Perempuan yang akrab disapa Alam itu mengatakan salah satu penyebab tingginya KDRT di masa pandemi karena tidak siap menghadapi dampak yang ditimbulkan pandemi Covid-19. Misalnya, perempuan yang biasanya bekerja harus bekerja di rumah. Begitu pula suami dan anaknya, harus berkegiatan di rumah. Hal ini memicu munculnya persoalan, ditambah lagi jika pandemi berdampak signifikan terhadap ekonomi keluarga, misalnya PHK dan lainnya.  

Terkait UU No.11 Tahun 2020 tentang Cipta Kerja, Alam menilai beleid ini sebagai terobosan yang diinginkan pemerintah untuk penyederhanaan perizinan berusaha guna mendorong masuknya investasi. UU Cipta Kerja berdampak terdapat sejumlah UU yang bersinggungan dengan perempuan, salah satunya UU No.13 Tahun 2003 tentang Ketenagakerjaan.

“Tapi dalam UU Cipta Kerja Alam katanya tidak ada perubahan terkait hak cuti haid, melahirkan, dan menyusui. Beberapa hal yang berubah antara lain tentang upah, ketentuan ini butuh penjelasan lebih rinci dalam peraturan pelaksana,” kata dia.

Menurutnya, UU Cipta Kerja kurang memperhatikan posisi perempuan yang bekerja sebagai PRT dan buruh migran. “Tidak ada ketentuan khusus dalam UU Cipta Kerja yang menyoal tentang perempuan. Padahal saat ini dibutuhkan peraturan yang komprehensif mengatur perlindungan terhadap perempuan karena KUHP dirasa tidak cukup melindungi,” kata dia.  

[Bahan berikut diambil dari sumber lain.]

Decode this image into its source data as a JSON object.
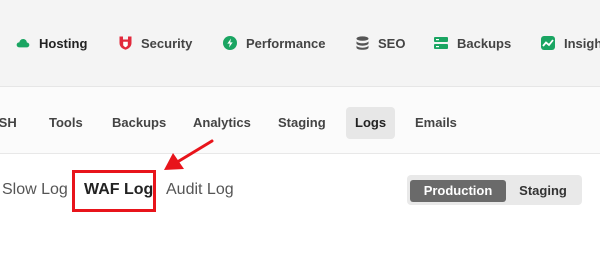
{
  "top_nav": {
    "items": [
      {
        "label": "Hosting",
        "icon": "cloud-icon",
        "color": "#1aa562"
      },
      {
        "label": "Security",
        "icon": "shield-icon",
        "color": "#e2293c"
      },
      {
        "label": "Performance",
        "icon": "lightning-icon",
        "color": "#1aa562"
      },
      {
        "label": "SEO",
        "icon": "database-icon",
        "color": "#555555"
      },
      {
        "label": "Backups",
        "icon": "backup-icon",
        "color": "#1aa562"
      },
      {
        "label": "Insigh",
        "icon": "chart-icon",
        "color": "#1aa562"
      }
    ],
    "active": "Hosting"
  },
  "sub_nav": {
    "items": [
      "SSH",
      "Tools",
      "Backups",
      "Analytics",
      "Staging",
      "Logs",
      "Emails"
    ],
    "active": "Logs"
  },
  "log_tabs": {
    "items": [
      "Slow Log",
      "WAF Log",
      "Audit Log"
    ],
    "active": "WAF Log"
  },
  "environment_toggle": {
    "options": [
      "Production",
      "Staging"
    ],
    "selected": "Production"
  },
  "annotation": {
    "color": "#e8141b"
  }
}
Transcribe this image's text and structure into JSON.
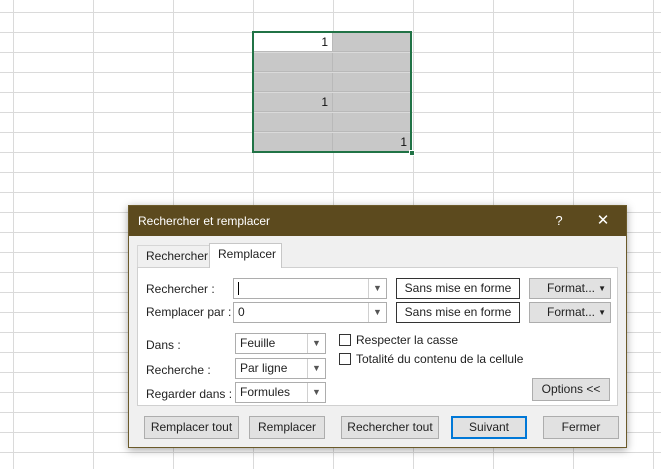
{
  "sheet": {
    "cells": [
      {
        "row": 0,
        "col": 0,
        "value": "1",
        "active": true
      },
      {
        "row": 0,
        "col": 1,
        "value": ""
      },
      {
        "row": 1,
        "col": 0,
        "value": ""
      },
      {
        "row": 1,
        "col": 1,
        "value": ""
      },
      {
        "row": 2,
        "col": 0,
        "value": ""
      },
      {
        "row": 2,
        "col": 1,
        "value": ""
      },
      {
        "row": 3,
        "col": 0,
        "value": "1"
      },
      {
        "row": 3,
        "col": 1,
        "value": ""
      },
      {
        "row": 4,
        "col": 0,
        "value": ""
      },
      {
        "row": 4,
        "col": 1,
        "value": ""
      },
      {
        "row": 5,
        "col": 0,
        "value": ""
      },
      {
        "row": 5,
        "col": 1,
        "value": "1"
      }
    ],
    "selection_color": "#217346"
  },
  "dialog": {
    "title": "Rechercher et remplacer",
    "help": "?",
    "close": "✕",
    "tabs": {
      "find": "Rechercher",
      "replace": "Remplacer"
    },
    "active_tab": "replace",
    "find_label": "Rechercher :",
    "find_value": "",
    "replace_label": "Remplacer par :",
    "replace_value": "0",
    "preview_text": "Sans mise en forme",
    "format_label": "Format...",
    "within_label": "Dans :",
    "within_value": "Feuille",
    "search_label": "Recherche :",
    "search_value": "Par ligne",
    "lookin_label": "Regarder dans :",
    "lookin_value": "Formules",
    "match_case": "Respecter la casse",
    "match_entire": "Totalité du contenu de la cellule",
    "options": "Options <<",
    "buttons": {
      "replace_all": "Remplacer tout",
      "replace": "Remplacer",
      "find_all": "Rechercher tout",
      "next": "Suivant",
      "close": "Fermer"
    },
    "titlebar_color": "#5c4a1e",
    "default_button_border": "#0078d7"
  }
}
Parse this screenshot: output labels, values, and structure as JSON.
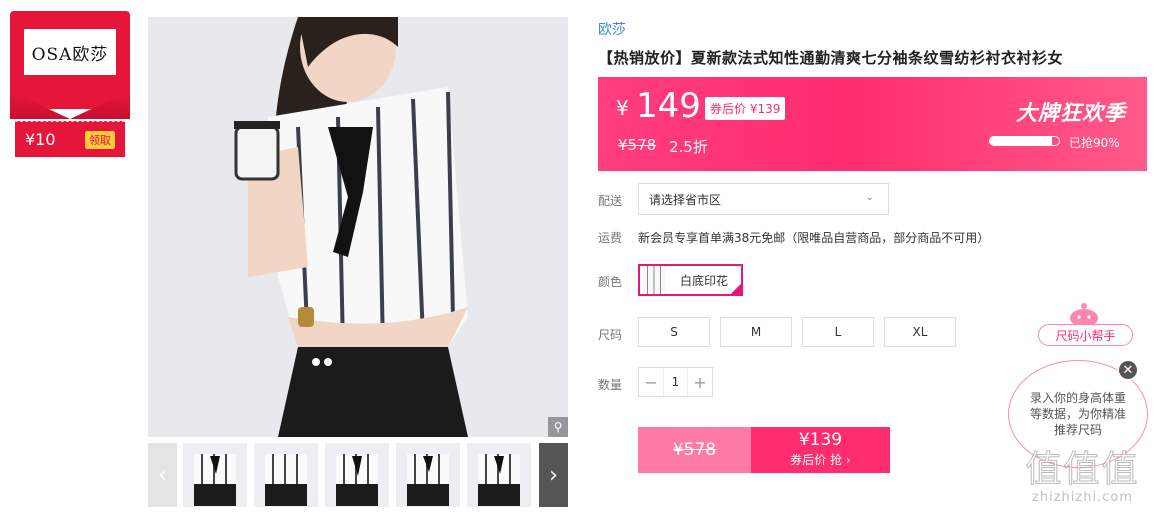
{
  "brand_card": {
    "logo_text": "OSA欧莎",
    "coupon_value": "¥10",
    "claim_label": "领取"
  },
  "product": {
    "brand": "欧莎",
    "title": "【热销放价】夏新款法式知性通勤清爽七分袖条纹雪纺衫衬衣衬衫女"
  },
  "price_banner": {
    "currency": "¥",
    "price": "149",
    "coupon_tag": "券后价 ¥139",
    "original_price": "¥578",
    "discount": "2.5折",
    "promo_title": "大牌狂欢季",
    "progress_text": "已抢90%",
    "progress_value": 0.9
  },
  "delivery": {
    "label": "配送",
    "placeholder": "请选择省市区"
  },
  "shipping": {
    "label": "运费",
    "text": "新会员专享首单满38元免邮（限唯品自营商品，部分商品不可用）"
  },
  "color": {
    "label": "颜色",
    "selected": "白底印花"
  },
  "size": {
    "label": "尺码",
    "options": [
      "S",
      "M",
      "L",
      "XL"
    ]
  },
  "quantity": {
    "label": "数量",
    "minus": "−",
    "value": "1",
    "plus": "+"
  },
  "buy": {
    "original": "¥578",
    "coupon_price": "¥139",
    "coupon_label": "券后价 抢 ›"
  },
  "size_helper": {
    "tag": "尺码小帮手",
    "message": "录入你的身高体重等数据，为你精准推荐尺码",
    "close": "✕"
  },
  "watermark": {
    "big": "值值值",
    "small": "zhizhizhi.com"
  },
  "icons": {
    "zoom": "search-icon",
    "prev": "chevron-left-icon",
    "next": "chevron-right-icon",
    "dropdown": "chevron-down-icon"
  },
  "colors": {
    "accent": "#ff2c6e",
    "brand_red": "#e6163b",
    "link": "#3c8ad8"
  }
}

Karena itu, dengan sejumlah lembaga dan organisasi, ILFC ikut mendorong pengesahan RUU Penghapusan Kekerasan Seksual (PKS). Dia berharap RUU PKS bisa segera diterbitkan tahun 2021. “Kami dari pemerhati perempuan berharap semoga RUU PKS bisa segera disahkan,” pintanya.

Selain perempuan, Alam menekankan penyandang disabilitas juga harus mendapat perhatian lebih. Meski pemerintah sudah berupaya menerbitkan berbagai regulasi yang khusus untuk penyandang disabilitas, tapi pelaksanaannya dirasa belum optimal. Selain itu, berbagai peraturan yang diterbitkan sebagian besar hanya fokus pada disabilitas fisik. “Padahal penyandang disabilitas mental juga patut mendapat perhatian,” katanya.